Hans P. Moravec is a Principal Research Scientist in the Robotics Institute of Carnegie Mellon University. He has been thinking about machines thinking since he was a child in the 1950s, building his first robot, a construct of tin cans, batteries, lights and a motor, at age ten. In high school he won two science fair prizes for a light-following electronic turtle and a tape-controlled robot hand. As an undergraduate he designed a computer to control fancier robots, and experimented with learning and automatic programming on commercial machines. During his master's work he built a small robot with whiskers and photoelectric eyes controlled by a minicomputer, and wrote a thesis on a computer language for artificial intelligence. He received a Ph.D. in Computer Science from Stanford University in 1980 for a TV-equipped robot, remote controlled by a large computer, that negotiated cluttered obstacle courses, taking about five hours.
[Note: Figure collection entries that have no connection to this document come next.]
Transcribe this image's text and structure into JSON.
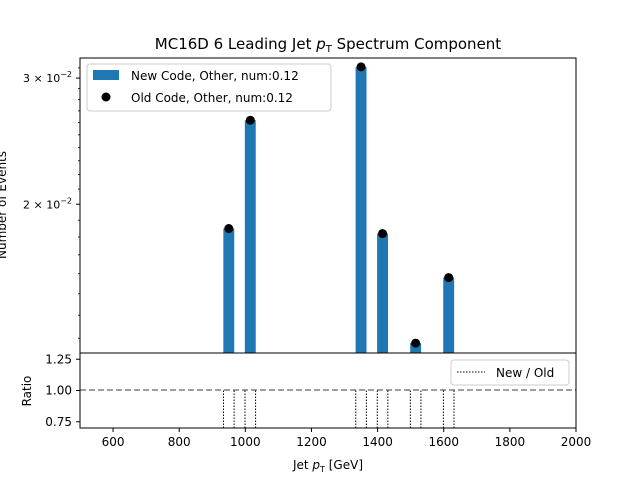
{
  "chart_data": [
    {
      "type": "bar",
      "panel": "main",
      "title_prefix": "MC16D 6 Leading Jet ",
      "title_var": "p",
      "title_sub": "T",
      "title_suffix": " Spectrum Component",
      "ylabel": "Number of Events",
      "yscale": "log",
      "ylim": [
        0.0124,
        0.032
      ],
      "xlim": [
        500,
        2000
      ],
      "ytick_labels": [
        {
          "mant": "3 × 10",
          "exp": "−2",
          "value": 0.03
        },
        {
          "mant": "2 × 10",
          "exp": "−2",
          "value": 0.02
        }
      ],
      "bar_width": 33,
      "color_new": "#1f77b4",
      "color_old": "#000000",
      "legend_position": "upper left",
      "series": [
        {
          "name": "New Code, Other, num:0.12",
          "kind": "bar",
          "x": [
            950,
            1015,
            1350,
            1415,
            1515,
            1615
          ],
          "values": [
            0.0185,
            0.0262,
            0.0311,
            0.0182,
            0.0128,
            0.0158
          ]
        },
        {
          "name": "Old Code, Other, num:0.12",
          "kind": "scatter",
          "x": [
            950,
            1015,
            1350,
            1415,
            1515,
            1615
          ],
          "values": [
            0.0185,
            0.0262,
            0.0311,
            0.0182,
            0.0128,
            0.0158
          ]
        }
      ]
    },
    {
      "type": "line",
      "panel": "ratio",
      "ylabel": "Ratio",
      "xlabel_prefix": "Jet ",
      "xlabel_var": "p",
      "xlabel_sub": "T",
      "xlabel_suffix": " [GeV]",
      "xlim": [
        500,
        2000
      ],
      "ylim": [
        0.7,
        1.3
      ],
      "x_ticks": [
        600,
        800,
        1000,
        1200,
        1400,
        1600,
        1800,
        2000
      ],
      "y_ticks": [
        0.75,
        1.0,
        1.25
      ],
      "y_tick_labels": [
        "0.75",
        "1.00",
        "1.25"
      ],
      "reference_line": 1.0,
      "legend_position": "upper right",
      "series": [
        {
          "name": "New / Old",
          "bin_edges": [
            934,
            966,
            999,
            1031,
            1334,
            1366,
            1399,
            1431,
            1499,
            1531,
            1599,
            1631
          ],
          "values": [
            1.0,
            1.0,
            1.0,
            1.0,
            1.0,
            1.0,
            1.0,
            1.0,
            1.0,
            1.0,
            1.0,
            1.0
          ]
        }
      ]
    }
  ]
}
Since 1980 his Mobile Robot Lab at Carnegie Mellon has discovered more effective approaches for robot spatial representation, notably 3D occupancy grids, that, with newly available computer power, promise commercial free-ranging mobile robots within a decade. His books, Mind Children: the future of robot and human intelligence, 1988, and Robot: mere machine to transcendent mind, 1998, consider the implications of evolving robot intelligence. He has published many papers and articles in robotics, computer graphics, multiprocessors, space travel and other speculative areas.

Dr. Moravec received his MSc. in Computer Science from the University of Western Ontario (1971), and his BSc. in Mathematics at Acadia University in Nova Scotia (1969) and a B.S. in Engineering from Loyola College (1967). He has been an activie consultant in industry and is the author of numerous articles and publications.

Dr. Moravec's presentation is titled, "Mass Utility Robots this Decade, Finally!"